The Dichotomy of Revenge & Alia Bhatt’s Darlings: A feminist approach

By: Shreya Sharma

Staying in an abusive relationship and giving an abusive husband continuous chances does not help. The movie Darlings gives a wake-up call to women who believe the contrary, instead encouraging them to leave such relationships rather than create lifelong trauma for themselves.

Introduction

Darlings is a dark humour about a grim subject. The story revolves around a middle-class Muslim woman, Badru, who is a doting wife and her aspirations are limited to her home, husband Hamza, and a child she desperately wants to have. Hamza on the other hand genuinely loves Badru but is manipulative and deeply insecure, essentially portraying men who feel that they can be abusive and dominating toward their wives. Hamza consistently does terrible things to Badru but always manages to placate her with his oily affection and manoeuvres her emotions with the skills of a puppet master. Badru is trapped even within her own house, living by Hamza’s strict rules.

Badru’s mother, Shamshu, is a ray of hope in her otherwise troubled life. She is Badru’s friend and mentor, who believes that just like a scorpion who can never stop stinging irrespective of the situation, men like Hamza can never change.

The mother-daughter duo

The story takes a huge turn when Badru is about to commit suicide after a miserable miscarriage; she suffers because of Hamza’s violence. Following the heart-wrenching incident, she decides that the time to defend has passed and now she needs to play the offence. The climax plot twists serve as a superb illustration of the story’s self-congratulatory theme when the mother-daughter chooses to exact revenge. The story presents a fresh feminist perspective where a woman who has been constantly abused shuns it and decides to teach her husband a lesson.

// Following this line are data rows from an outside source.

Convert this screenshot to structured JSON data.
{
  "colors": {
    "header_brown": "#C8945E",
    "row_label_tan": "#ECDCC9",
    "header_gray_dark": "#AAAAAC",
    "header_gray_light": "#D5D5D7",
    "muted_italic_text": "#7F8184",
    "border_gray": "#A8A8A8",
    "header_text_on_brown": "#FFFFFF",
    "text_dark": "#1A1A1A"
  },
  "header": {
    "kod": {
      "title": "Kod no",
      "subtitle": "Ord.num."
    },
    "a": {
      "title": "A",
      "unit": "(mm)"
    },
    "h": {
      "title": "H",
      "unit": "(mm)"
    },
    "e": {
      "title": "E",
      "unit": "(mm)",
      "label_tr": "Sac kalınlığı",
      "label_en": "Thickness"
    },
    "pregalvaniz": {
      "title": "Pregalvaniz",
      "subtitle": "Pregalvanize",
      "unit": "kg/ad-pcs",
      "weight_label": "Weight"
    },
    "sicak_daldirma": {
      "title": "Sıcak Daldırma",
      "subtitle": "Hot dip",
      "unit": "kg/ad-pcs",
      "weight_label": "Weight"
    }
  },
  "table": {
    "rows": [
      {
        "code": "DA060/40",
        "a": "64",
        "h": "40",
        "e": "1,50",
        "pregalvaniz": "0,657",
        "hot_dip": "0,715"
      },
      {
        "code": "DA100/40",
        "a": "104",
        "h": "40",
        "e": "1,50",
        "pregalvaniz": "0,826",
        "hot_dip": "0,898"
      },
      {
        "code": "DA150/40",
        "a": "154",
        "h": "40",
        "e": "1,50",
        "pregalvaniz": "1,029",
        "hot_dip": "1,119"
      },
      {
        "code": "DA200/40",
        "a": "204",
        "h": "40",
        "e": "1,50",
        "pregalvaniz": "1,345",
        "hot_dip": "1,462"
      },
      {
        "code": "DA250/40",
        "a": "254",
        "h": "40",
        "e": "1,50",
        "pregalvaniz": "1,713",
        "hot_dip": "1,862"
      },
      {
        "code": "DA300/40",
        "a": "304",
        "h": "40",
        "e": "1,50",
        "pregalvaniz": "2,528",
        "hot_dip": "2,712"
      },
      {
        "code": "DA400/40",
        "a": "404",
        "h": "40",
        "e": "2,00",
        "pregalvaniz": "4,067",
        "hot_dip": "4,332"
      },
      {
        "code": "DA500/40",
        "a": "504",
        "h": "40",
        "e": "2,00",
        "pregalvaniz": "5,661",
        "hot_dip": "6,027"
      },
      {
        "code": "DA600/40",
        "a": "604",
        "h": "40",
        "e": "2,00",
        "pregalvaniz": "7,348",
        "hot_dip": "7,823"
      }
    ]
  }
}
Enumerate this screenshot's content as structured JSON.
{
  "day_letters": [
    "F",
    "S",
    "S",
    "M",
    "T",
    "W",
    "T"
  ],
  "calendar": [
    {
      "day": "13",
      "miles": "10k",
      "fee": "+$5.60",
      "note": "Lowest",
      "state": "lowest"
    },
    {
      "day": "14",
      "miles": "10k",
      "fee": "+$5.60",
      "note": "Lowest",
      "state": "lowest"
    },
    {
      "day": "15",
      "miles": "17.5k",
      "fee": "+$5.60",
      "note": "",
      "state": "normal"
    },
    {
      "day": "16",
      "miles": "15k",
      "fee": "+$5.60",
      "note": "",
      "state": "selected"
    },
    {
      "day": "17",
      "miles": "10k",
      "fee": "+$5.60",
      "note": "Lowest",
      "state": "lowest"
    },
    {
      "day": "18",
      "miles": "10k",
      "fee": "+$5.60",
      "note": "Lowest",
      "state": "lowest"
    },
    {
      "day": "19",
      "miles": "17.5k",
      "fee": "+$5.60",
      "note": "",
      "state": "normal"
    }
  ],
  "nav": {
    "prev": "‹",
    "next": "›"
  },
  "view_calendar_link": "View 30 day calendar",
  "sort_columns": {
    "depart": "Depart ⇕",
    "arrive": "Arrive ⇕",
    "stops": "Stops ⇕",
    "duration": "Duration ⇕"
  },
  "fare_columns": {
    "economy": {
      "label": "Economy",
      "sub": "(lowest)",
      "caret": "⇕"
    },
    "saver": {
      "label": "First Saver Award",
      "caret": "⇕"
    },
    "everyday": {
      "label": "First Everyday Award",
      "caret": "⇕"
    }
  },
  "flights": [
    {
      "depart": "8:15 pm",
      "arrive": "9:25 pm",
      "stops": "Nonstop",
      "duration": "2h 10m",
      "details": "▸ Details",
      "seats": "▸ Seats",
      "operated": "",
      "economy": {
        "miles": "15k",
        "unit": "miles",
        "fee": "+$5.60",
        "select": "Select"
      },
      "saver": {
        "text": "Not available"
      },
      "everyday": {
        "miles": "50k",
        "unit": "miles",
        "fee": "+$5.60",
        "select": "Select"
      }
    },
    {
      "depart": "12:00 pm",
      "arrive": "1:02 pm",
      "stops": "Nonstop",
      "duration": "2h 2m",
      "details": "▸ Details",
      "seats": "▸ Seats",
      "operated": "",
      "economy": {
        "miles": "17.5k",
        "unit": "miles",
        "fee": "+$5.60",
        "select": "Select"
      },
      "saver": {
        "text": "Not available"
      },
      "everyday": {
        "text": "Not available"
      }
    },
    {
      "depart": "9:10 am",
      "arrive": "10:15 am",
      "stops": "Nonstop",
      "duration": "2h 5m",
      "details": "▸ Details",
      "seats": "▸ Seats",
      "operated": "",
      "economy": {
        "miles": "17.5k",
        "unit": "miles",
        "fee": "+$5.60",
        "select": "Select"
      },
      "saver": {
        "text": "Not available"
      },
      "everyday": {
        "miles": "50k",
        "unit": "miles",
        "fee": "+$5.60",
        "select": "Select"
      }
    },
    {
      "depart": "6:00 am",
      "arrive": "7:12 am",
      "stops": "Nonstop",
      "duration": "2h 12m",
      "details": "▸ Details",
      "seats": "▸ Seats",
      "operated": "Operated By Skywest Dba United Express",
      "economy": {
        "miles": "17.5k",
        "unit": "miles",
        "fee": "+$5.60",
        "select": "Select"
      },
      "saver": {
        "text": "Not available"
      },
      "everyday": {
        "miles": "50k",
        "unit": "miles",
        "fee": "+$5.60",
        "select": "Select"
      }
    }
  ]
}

Shamshu’s character in the movie is path-breaking in terms of destroying the existing societal notions in the society where the mother of a daughter, is always expected to coax the latter to live with her husband and encourage her to keep working on the relationship, irrespective of its condition. Thereby, perpetuating the notion that only a woman is responsible for weighing the burden of her marriage even if she has been constantly abused in that relationship. Amidst this prevalent problematic understanding, Shamshu’s character is like a breath of fresh air as she encourages her daughter to fight for her self-respect, lodge a complaint against her physically & mentally abusive husband and leave him forever.

The portrayal of sheer reality

As Badru prepares to take revenge on her husband, the movie works as a significant reminder that a marriage per se is not a whirlwind of romance and it all depends on the people who are in it. We see the same through the character of Badru, as she transits from a lost hopeless romantic to a hardened individual seeking revenge.  

While Badru and her mother start cooking revenge plans to teach her psychopath husband a lesson, she soon realizes that revenge will serve her nothing and that she doesn’t need Hamza to give her respect and it is something that comes from within. She then chooses to leave Hamza and their toxic relationship forever.

The movie is a portrayal of lakhs of houses where men like Hamza, who look normal in the public domain, actually are monsters who abuse their wives physically, sexually, and mentally as a way to show their dominant side and to satisfy their male ego. Badru primarily shines a light on women who have been gaslighted and conned by the patriarchy into thinking that abuse and love can coexist.

Conclusion

Lakhs of women worldwide experience domestic violence but remain silent in the name of protecting their marriage, a thought process result of prevalent societal notions. However, there has been a paradigm shift in the attitudes of women who have been victims of this crime as they now find the courage to speak out loud about the injustice, trauma, and injuries inflicted upon them.

Thinking that an alcoholic abuser will one day change, and suffering for years hoping for a happily-ever-after is nothing but a pipe dream because a scorpion never stops stinging.